= Margaret Vinci Heldt =

Margaret Vinci Heldt (February 11, 1918 - June 10, 2016) was an American hairstylist, best known as the creator of the beehive hairstyle.

==Life==
She was born Margaret Vinci on February 11, 1918 and grew up in Chicago, Illinois. She attended Calhoun Elementary School, Our Lady of Sorrows and Lucy Flowers High Schools and Columbia Beauty School where she became a licensed cosmetologist in 1937. She rose quickly in her profession, winning countless awards and accolades including the National Hairdresser of the Year Competition in 1954. She was an early female entrepreneur, founding and managing a prestigious hair salon, Margaret Vinci Coiffures, on Michigan Avenue for over two decades in the fifties and sixties. Margaret was a highly sought after instructor and mentor to others in her profession, and contributed to the success of entire generations of hairdressers in the Chicago area.
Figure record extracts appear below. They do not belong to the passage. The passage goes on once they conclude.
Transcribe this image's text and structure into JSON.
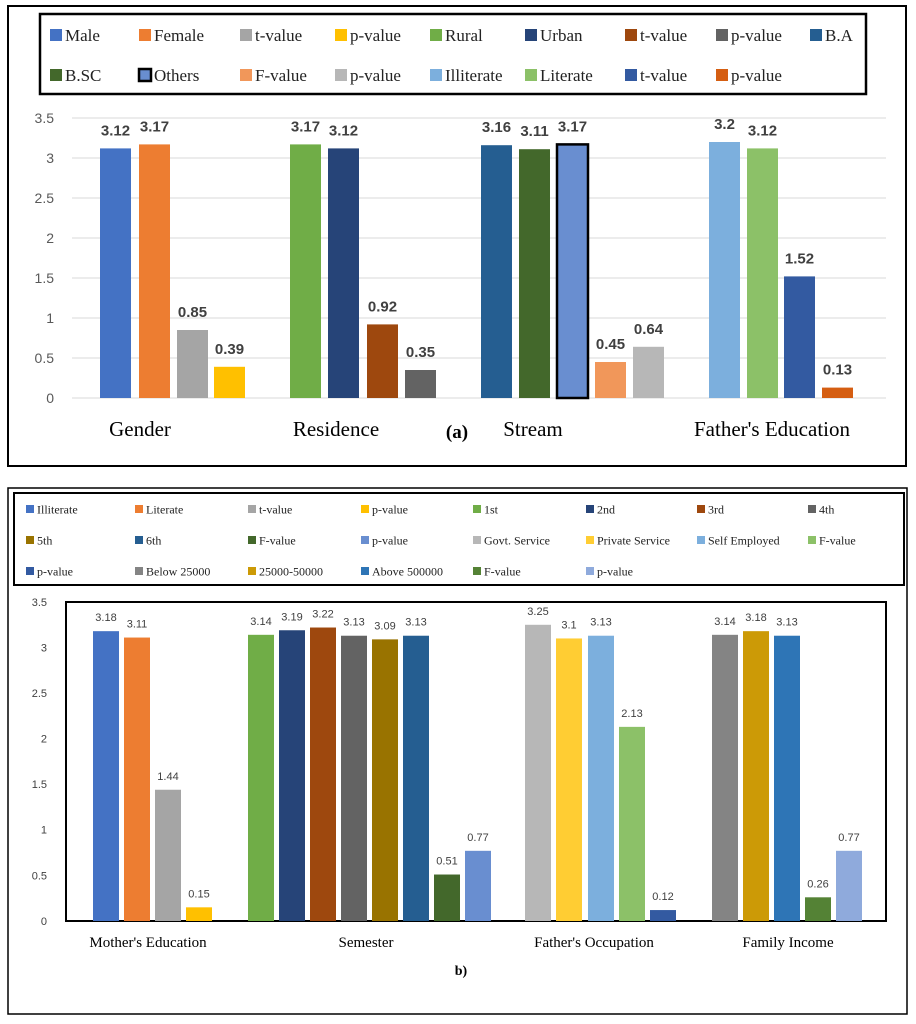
{
  "chart_data": [
    {
      "type": "bar",
      "panel_label": "(a)",
      "legend": [
        {
          "name": "Male",
          "color": "#4472C4"
        },
        {
          "name": "Female",
          "color": "#ED7D31"
        },
        {
          "name": "t-value",
          "color": "#A5A5A5"
        },
        {
          "name": "p-value",
          "color": "#FFC000"
        },
        {
          "name": "Rural",
          "color": "#70AD47"
        },
        {
          "name": "Urban",
          "color": "#264478"
        },
        {
          "name": "t-value",
          "color": "#9E480E"
        },
        {
          "name": "p-value",
          "color": "#636363"
        },
        {
          "name": "B.A",
          "color": "#255E91"
        },
        {
          "name": "B.SC",
          "color": "#43682B"
        },
        {
          "name": "Others",
          "color": "#698ED0",
          "outlined": true
        },
        {
          "name": "F-value",
          "color": "#F1975A"
        },
        {
          "name": "p-value",
          "color": "#B7B7B7"
        },
        {
          "name": "Illiterate",
          "color": "#7CAFDD"
        },
        {
          "name": "Literate",
          "color": "#8CC168"
        },
        {
          "name": "t-value",
          "color": "#335AA1"
        },
        {
          "name": "p-value",
          "color": "#D55E12"
        }
      ],
      "groups": [
        {
          "label": "Gender",
          "bars": [
            {
              "legend_index": 0,
              "value": 3.12,
              "label": "3.12"
            },
            {
              "legend_index": 1,
              "value": 3.17,
              "label": "3.17"
            },
            {
              "legend_index": 2,
              "value": 0.85,
              "label": "0.85"
            },
            {
              "legend_index": 3,
              "value": 0.39,
              "label": "0.39"
            }
          ]
        },
        {
          "label": "Residence",
          "bars": [
            {
              "legend_index": 4,
              "value": 3.17,
              "label": "3.17"
            },
            {
              "legend_index": 5,
              "value": 3.12,
              "label": "3.12"
            },
            {
              "legend_index": 6,
              "value": 0.92,
              "label": "0.92"
            },
            {
              "legend_index": 7,
              "value": 0.35,
              "label": "0.35"
            }
          ]
        },
        {
          "label": "Stream",
          "bars": [
            {
              "legend_index": 8,
              "value": 3.16,
              "label": "3.16"
            },
            {
              "legend_index": 9,
              "value": 3.11,
              "label": "3.11"
            },
            {
              "legend_index": 10,
              "value": 3.17,
              "label": "3.17"
            },
            {
              "legend_index": 11,
              "value": 0.45,
              "label": "0.45"
            },
            {
              "legend_index": 12,
              "value": 0.64,
              "label": "0.64"
            }
          ]
        },
        {
          "label": "Father's Education",
          "bars": [
            {
              "legend_index": 13,
              "value": 3.2,
              "label": "3.2"
            },
            {
              "legend_index": 14,
              "value": 3.12,
              "label": "3.12"
            },
            {
              "legend_index": 15,
              "value": 1.52,
              "label": "1.52"
            },
            {
              "legend_index": 16,
              "value": 0.13,
              "label": "0.13"
            }
          ]
        }
      ],
      "y_ticks": [
        "0",
        "0.5",
        "1",
        "1.5",
        "2",
        "2.5",
        "3",
        "3.5"
      ],
      "ylim": [
        0,
        3.5
      ],
      "grid": true
    },
    {
      "type": "bar",
      "panel_label": "b)",
      "legend": [
        {
          "name": "Illiterate",
          "color": "#4472C4"
        },
        {
          "name": "Literate",
          "color": "#ED7D31"
        },
        {
          "name": "t-value",
          "color": "#A5A5A5"
        },
        {
          "name": "p-value",
          "color": "#FFC000"
        },
        {
          "name": "1st",
          "color": "#70AD47"
        },
        {
          "name": "2nd",
          "color": "#264478"
        },
        {
          "name": "3rd",
          "color": "#9E480E"
        },
        {
          "name": "4th",
          "color": "#636363"
        },
        {
          "name": "5th",
          "color": "#997300"
        },
        {
          "name": "6th",
          "color": "#255E91"
        },
        {
          "name": "F-value",
          "color": "#43682B"
        },
        {
          "name": "p-value",
          "color": "#698ED0"
        },
        {
          "name": "Govt. Service",
          "color": "#B7B7B7"
        },
        {
          "name": "Private Service",
          "color": "#FFCD33"
        },
        {
          "name": "Self Employed",
          "color": "#7CAFDD"
        },
        {
          "name": "F-value",
          "color": "#8CC168"
        },
        {
          "name": "p-value",
          "color": "#335AA1"
        },
        {
          "name": "Below 25000",
          "color": "#848484"
        },
        {
          "name": "25000-50000",
          "color": "#CC9A06"
        },
        {
          "name": "Above 500000",
          "color": "#2E75B6"
        },
        {
          "name": "F-value",
          "color": "#548235"
        },
        {
          "name": "p-value",
          "color": "#8FAADC"
        }
      ],
      "groups": [
        {
          "label": "Mother's Education",
          "bars": [
            {
              "legend_index": 0,
              "value": 3.18,
              "label": "3.18"
            },
            {
              "legend_index": 1,
              "value": 3.11,
              "label": "3.11"
            },
            {
              "legend_index": 2,
              "value": 1.44,
              "label": "1.44"
            },
            {
              "legend_index": 3,
              "value": 0.15,
              "label": "0.15"
            }
          ]
        },
        {
          "label": "Semester",
          "bars": [
            {
              "legend_index": 4,
              "value": 3.14,
              "label": "3.14"
            },
            {
              "legend_index": 5,
              "value": 3.19,
              "label": "3.19"
            },
            {
              "legend_index": 6,
              "value": 3.22,
              "label": "3.22"
            },
            {
              "legend_index": 7,
              "value": 3.13,
              "label": "3.13"
            },
            {
              "legend_index": 8,
              "value": 3.09,
              "label": "3.09"
            },
            {
              "legend_index": 9,
              "value": 3.13,
              "label": "3.13"
            },
            {
              "legend_index": 10,
              "value": 0.51,
              "label": "0.51"
            },
            {
              "legend_index": 11,
              "value": 0.77,
              "label": "0.77"
            }
          ]
        },
        {
          "label": "Father's Occupation",
          "bars": [
            {
              "legend_index": 12,
              "value": 3.25,
              "label": "3.25"
            },
            {
              "legend_index": 13,
              "value": 3.1,
              "label": "3.1"
            },
            {
              "legend_index": 14,
              "value": 3.13,
              "label": "3.13"
            },
            {
              "legend_index": 15,
              "value": 2.13,
              "label": "2.13"
            },
            {
              "legend_index": 16,
              "value": 0.12,
              "label": "0.12"
            }
          ]
        },
        {
          "label": "Family Income",
          "bars": [
            {
              "legend_index": 17,
              "value": 3.14,
              "label": "3.14"
            },
            {
              "legend_index": 18,
              "value": 3.18,
              "label": "3.18"
            },
            {
              "legend_index": 19,
              "value": 3.13,
              "label": "3.13"
            },
            {
              "legend_index": 20,
              "value": 0.26,
              "label": "0.26"
            },
            {
              "legend_index": 21,
              "value": 0.77,
              "label": "0.77"
            }
          ]
        }
      ],
      "y_ticks": [
        "0",
        "0.5",
        "1",
        "1.5",
        "2",
        "2.5",
        "3",
        "3.5"
      ],
      "ylim": [
        0,
        3.5
      ],
      "grid": false
    }
  ]
}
She was a member of Hair America, the National Cosmetologists Association, and Cosmetologists Chicago for 78 years. She was inducted into the National Cosmetologists Hall of Renown in 2005, and in 2009 a perpetual scholarship was formed in her name to continue the tradition of helping to educate new young people in her field. When she was training at Columbia College of Hairdressing, she had to make her own practice hair by attaching her mother's hair, after a quick haircut, to a dummy. She married and became Margaret Heldt in the 1940s. "Margaret Vinci Coiffures" opened in 1950 and Heldt won the National Coiffure Championship four years later.

The editor of the magazine Modern Beauty Shop in February 1960 encouraged Heldt, who was already a hairstyling champion and owned an upscale salon, to come up with "something really different" for the new decade, and she devised what became known as the beehive hairstyle based on a small black hat. The first example was on a model who was wearing a small bee decoration in her hair and Heldt says this is how it came to be known as a beehive. The original mannequin used to create the style along with the hat and bee stickpin are on display at the Chicago History Museum. She said that the ideal ratio of hair to face was two to one. She objected to later adaptions of her design by women like Amy Winehouse.